Jetsed in great shape
Mr den Broeder continues: “The Jetsed was recently fitted with a new injection bar measuring 13.4 metres wide. The bar has 42 small water jet nozzles that can pump three cubic metres of water per second into the bed. Thanks to a meticulous maintenance regime, the vessel is still in tiptop shape. Right now, the Jetsed is carrying out annual maintenance in the Thames. We celebrated its silver jubilee here. The water injections dredgers – Odin and Baldur also have the UK as their base of operations and perform maintenance dredging there every year at various locations.”
Environmental considerat ions and collaborative working are also key priorities. Mr den Broeder says: “Each and every one of our clients have different requirements, needs and opinions and we tailor our approach to the area we work in. For example, we do not operate the Jetsed during the spawning season for eel, salmon and other migratory fish. The crew of the Jetsed also takes bird migration into account in their plans. On top of everything else, we comply with strict noise level requirements and operate in strong tidal currents. We have close ties with both our clients and the port authorities. That’s absolutely essential given the specialist and labour-intensive nature of the WID work that Van Oord carries out.

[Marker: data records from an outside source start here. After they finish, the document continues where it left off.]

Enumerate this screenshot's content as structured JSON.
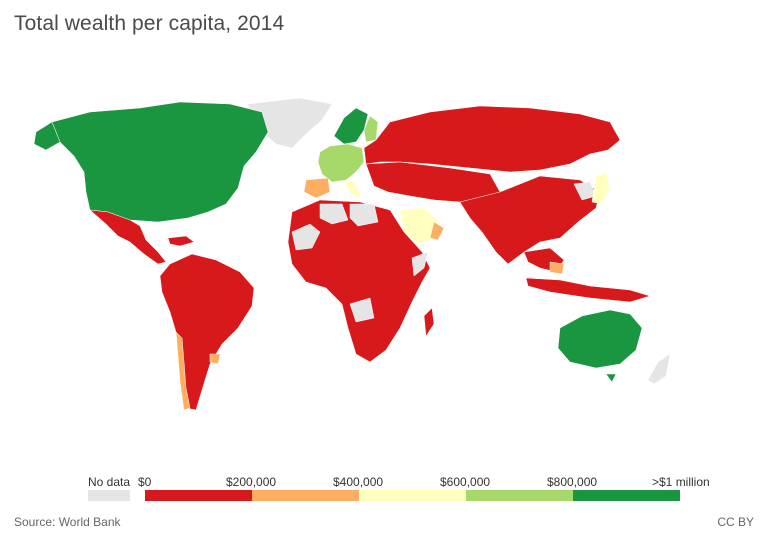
{
  "title": "Total wealth per capita, 2014",
  "legend": {
    "no_data_label": "No data",
    "no_data_color": "#e5e5e5",
    "tick_labels": [
      "$0",
      "$200,000",
      "$400,000",
      "$600,000",
      "$800,000",
      ">$1 million"
    ],
    "bins": [
      {
        "color": "#d7191c",
        "range": "$0 – $200,000"
      },
      {
        "color": "#fdae61",
        "range": "$200,000 – $400,000"
      },
      {
        "color": "#ffffbf",
        "range": "$400,000 – $600,000"
      },
      {
        "color": "#a6d96a",
        "range": "$600,000 – $800,000"
      },
      {
        "color": "#1a9641",
        "range": "$800,000 – >$1 million"
      }
    ]
  },
  "source": "Source: World Bank",
  "license": "CC BY"
}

After so many years, our clients and port authorities have come to know and trust us. The clients know that we deliver quality, and they can count on our flexibility.”
Mr van den Heuvel is convinced that the application of WID has much potential and that, once this technology is fully understood by all stakeholders, a large increase of WID activities will be the result. “WID is an alternative to traditional dredging with a trailing suction hopper dredger. It is often a challenge to introduce this technique to new clients, consultants, legislative bodies and other stakeholders. Trailing suction hopper dredging is proven technology and the environmental impact of this technique is known and accepted. When WID is introduced to new customers today, in a time with more environmental concerns and awareness, resistance from various environmental institutes may arise. The dredging authorities do not always foresee the applications of WID. For instance, often, a dumping area is defined as the end position of the dredged sediment.